The couple had waited long enough and, really, needed to get on with their lives instead of everything “being about” the wedding. I planned to be as careful as possible. Well, the morning of the day before, I got to the venue for the rehearsal and the parking lot was filled with my daughter’s friends, many who had also been a part of my life for years. The hugging commenced! I decided to just enjoy myself.
We’re now over a week out from the wedding, omicron’s incubation period averages three days, and I have not heard of any person getting covid at the wedding. Are we really getting over the covid nightmare? Trust me, I know how very lucky we are.
My favorite parts of the wedding and related events:
spending time with friends of the couple, as well as those of the gardener and me
the speeches at the reception
the vows daughter and my SIL wrote for each other
chair dance (yup, I went up in the chair!)
Also, my daughter and her friend (an interior designer who gave lots of help!) made beautiful signs for everything with a cricut machine. I’m going to have my daughter teach me how to use it because it’s so cool. Here are a smattering of signs. You might need to click on the images to see the captions.
They had a table displaying photos of the grandparents who have passed on
This beauty was on a gift of a soft robe daughter gave to me
Gluten free signs so “Dad” would know what he could eat
Leaving you with an image of daughter and me (sorry you can’t see my boots).
Yes, my daughter’s dress was truly one of the most gorgeous wedding gowns ever. Just stunning. While I hate dressing up, generally choosing to wear ratty yoga pants, I did fall in love with my own dress this time around. The metallic pattern was light blue outside, as if it reflected the blue Arizona sky. And the sky was so blue and the air so perfect, reaching a temperature of 81.
Earlier last week, one of the hummingbird babies left the nest. That left her “brother” behind. For two, almost three, days, Mama continued to feed him. Then one day, he flew a bit falteringly and landed on an oleander branch near the nest. There he stayed for hours. Mama fed him where he was. She flew in place to show him how it’s done. She flew away and came back. But she was always right there in the vicinity, helping him transition to an adult hummer. In this video you can see them in action.

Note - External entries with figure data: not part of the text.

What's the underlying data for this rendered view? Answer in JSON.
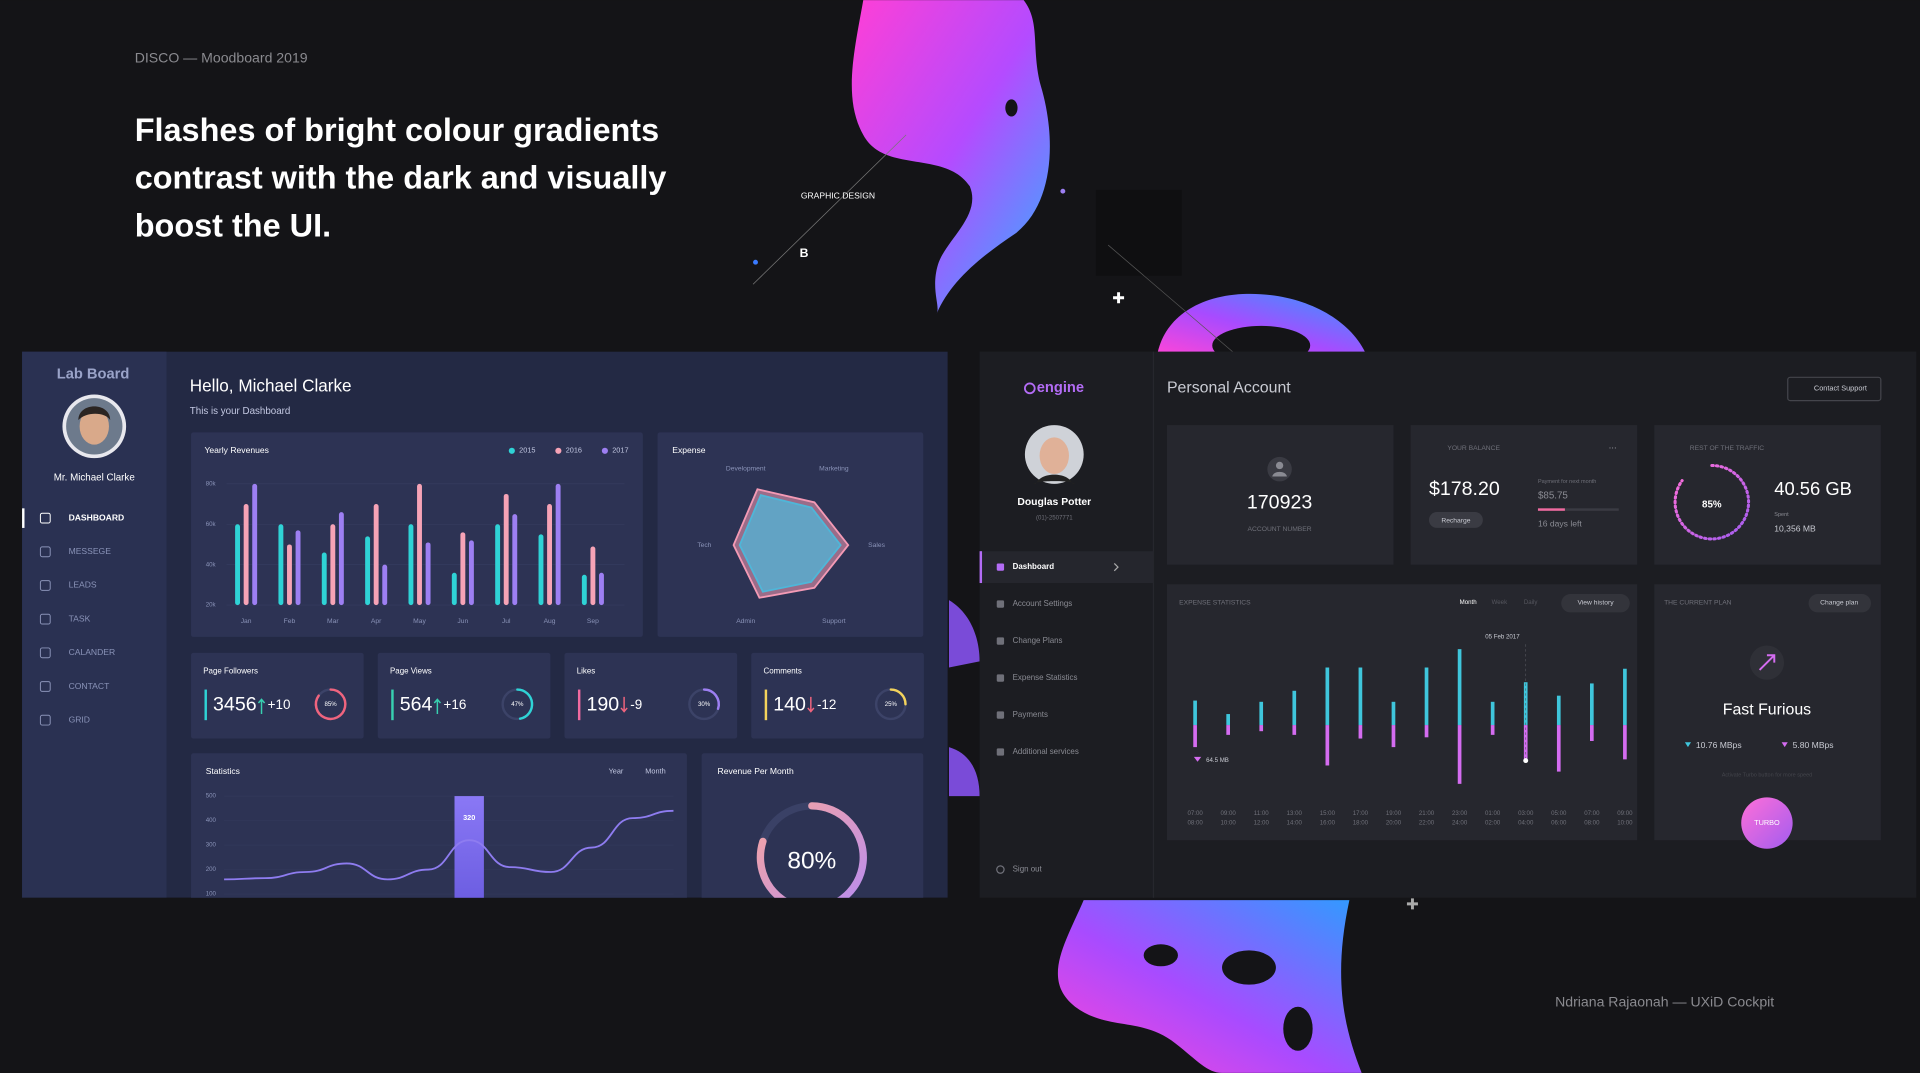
{
  "header": {
    "caption": "DISCO — Moodboard 2019",
    "headline": [
      "Flashes of bright colour gradients",
      "contrast with the dark and visually",
      "boost the UI."
    ],
    "tags": [
      "GRAPHIC DESIGN",
      "B"
    ]
  },
  "footer": "Ndriana Rajaonah — UXiD Cockpit",
  "lab_board": {
    "brand": "Lab Board",
    "user": "Mr. Michael Clarke",
    "nav": [
      "DASHBOARD",
      "MESSEGE",
      "LEADS",
      "TASK",
      "CALANDER",
      "CONTACT",
      "GRID"
    ],
    "greeting": "Hello, Michael Clarke",
    "subtitle": "This is your Dashboard",
    "revenues": {
      "type": "bar",
      "title": "Yearly Revenues",
      "categories": [
        "Jan",
        "Feb",
        "Mar",
        "Apr",
        "May",
        "Jun",
        "Jul",
        "Aug",
        "Sep"
      ],
      "series": [
        {
          "name": "2015",
          "color": "#2fd3d6",
          "values": [
            60000,
            60000,
            46000,
            54000,
            60000,
            36000,
            60000,
            55000,
            35000
          ]
        },
        {
          "name": "2016",
          "color": "#f6a3b6",
          "values": [
            70000,
            50000,
            60000,
            70000,
            80000,
            56000,
            75000,
            70000,
            49000
          ]
        },
        {
          "name": "2017",
          "color": "#9d7ff2",
          "values": [
            80000,
            57000,
            66000,
            40000,
            51000,
            52000,
            65000,
            80000,
            36000
          ]
        }
      ],
      "ylim": [
        20000,
        85000
      ],
      "yticks": [
        {
          "value": 20000,
          "label": "20k"
        },
        {
          "value": 40000,
          "label": "40k"
        },
        {
          "value": 60000,
          "label": "60k"
        },
        {
          "value": 80000,
          "label": "80k"
        }
      ]
    },
    "expense": {
      "type": "radar",
      "title": "Expense",
      "categories": [
        "Development",
        "Marketing",
        "Sales",
        "Support",
        "Admin",
        "Tech"
      ],
      "series": [
        {
          "color": "#f49ab5",
          "values": [
            85,
            65,
            77,
            65,
            80,
            74
          ]
        },
        {
          "color": "#4fb6d8",
          "values": [
            76,
            57,
            67,
            56,
            71,
            66
          ]
        }
      ],
      "rlim": [
        0,
        100
      ]
    },
    "kpis": [
      {
        "title": "Page Followers",
        "value": "3456",
        "change": "+10",
        "percent": 85,
        "percent_label": "85%",
        "color": "#2fd3d6",
        "ring_color": "#f0647e"
      },
      {
        "title": "Page Views",
        "value": "564",
        "change": "+16",
        "percent": 47,
        "percent_label": "47%",
        "color": "#38d0b0",
        "ring_color": "#2fd3d6"
      },
      {
        "title": "Likes",
        "value": "190",
        "change": "-9",
        "percent": 30,
        "percent_label": "30%",
        "color": "#f06aa0",
        "ring_color": "#9d7ff2"
      },
      {
        "title": "Comments",
        "value": "140",
        "change": "-12",
        "percent": 25,
        "percent_label": "25%",
        "color": "#f3d35c",
        "ring_color": "#f3d35c"
      }
    ],
    "statistics": {
      "type": "line",
      "title": "Statistics",
      "controls": [
        "Year",
        "Month"
      ],
      "categories": [
        null,
        null,
        null,
        null,
        null,
        null,
        null,
        null,
        null,
        null,
        null,
        null
      ],
      "values": [
        160,
        165,
        190,
        225,
        160,
        200,
        320,
        210,
        190,
        290,
        410,
        440
      ],
      "value_labels": [
        null,
        null,
        null,
        null,
        null,
        null,
        "320",
        null,
        null,
        null,
        null,
        null
      ],
      "color": "#8e7cf0",
      "ylim": [
        100,
        500
      ],
      "yticks": [
        500,
        400,
        300,
        200,
        100
      ]
    },
    "revenue_month": {
      "type": "gauge",
      "title": "Revenue Per Month",
      "value": 80,
      "value_label": "80%"
    }
  },
  "engine": {
    "brand": "engine",
    "user": "Douglas Potter",
    "user_id": "(01)-2507771",
    "nav": [
      "Dashboard",
      "Account Settings",
      "Change Plans",
      "Expense Statistics",
      "Payments",
      "Additional services"
    ],
    "sign_out": "Sign out",
    "title": "Personal Account",
    "support": "Contact Support",
    "account": {
      "number": "170923",
      "label": "ACCOUNT NUMBER"
    },
    "balance": {
      "title": "YOUR BALANCE",
      "menu": "...",
      "amount": "$178.20",
      "action": "Recharge",
      "next_label": "Payment for next month",
      "next_amount": "$85.75",
      "days_left": "16 days left"
    },
    "traffic": {
      "type": "gauge",
      "title": "REST OF THE TRAFFIC",
      "value": 85,
      "value_label": "85%",
      "remaining": "40.56 GB",
      "spent_label": "Spent",
      "spent": "10,356 MB"
    },
    "expense_statistics": {
      "type": "bar",
      "title": "EXPENSE STATISTICS",
      "tabs": [
        "Month",
        "Week",
        "Daily"
      ],
      "action": "View history",
      "categories": [
        [
          "07:00",
          "08:00"
        ],
        [
          "09:00",
          "10:00"
        ],
        [
          "11:00",
          "12:00"
        ],
        [
          "13:00",
          "14:00"
        ],
        [
          "15:00",
          "16:00"
        ],
        [
          "17:00",
          "18:00"
        ],
        [
          "19:00",
          "20:00"
        ],
        [
          "21:00",
          "22:00"
        ],
        [
          "23:00",
          "24:00"
        ],
        [
          "01:00",
          "02:00"
        ],
        [
          "03:00",
          "04:00"
        ],
        [
          "05:00",
          "06:00"
        ],
        [
          "07:00",
          "08:00"
        ],
        [
          "09:00",
          "10:00"
        ]
      ],
      "series": [
        {
          "color": "#3fc6dc",
          "values": [
            20,
            9,
            19,
            28,
            47,
            47,
            19,
            47,
            62,
            19,
            35,
            24,
            34,
            46
          ]
        },
        {
          "color": "#d46cf0",
          "values": [
            -18,
            -8,
            -5,
            -8,
            -33,
            -11,
            -18,
            -10,
            -48,
            -8,
            -28,
            -38,
            -13,
            -28
          ]
        }
      ],
      "ylim": [
        -60,
        70
      ],
      "annotations": [
        "05 Feb 2017",
        "64.5 MB"
      ]
    },
    "plan": {
      "title": "THE CURRENT PLAN",
      "action": "Change plan",
      "name": "Fast Furious",
      "download": "10.76 MBps",
      "upload": "5.80 MBps",
      "note": "Activate Turbo button for more speed",
      "button": "TURBO"
    }
  }
}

Pretty cool video, I think!
My DIL told me that one of their hummingbird babies flew before the other, and that before the “runt” could leave the nest, Mama disappeared. Seeing how devoted these birds are to their babies, I can only surmise that something tragic happened to the mother. But, guess what? The more advanced sibling began to feed the one left in the nest, and eventually that one joined his brother or sister flying across the sky.
For those of you who don’t have hummingbirds by you, remember that their nest is barely larger than a golf ball, so these birds are very small.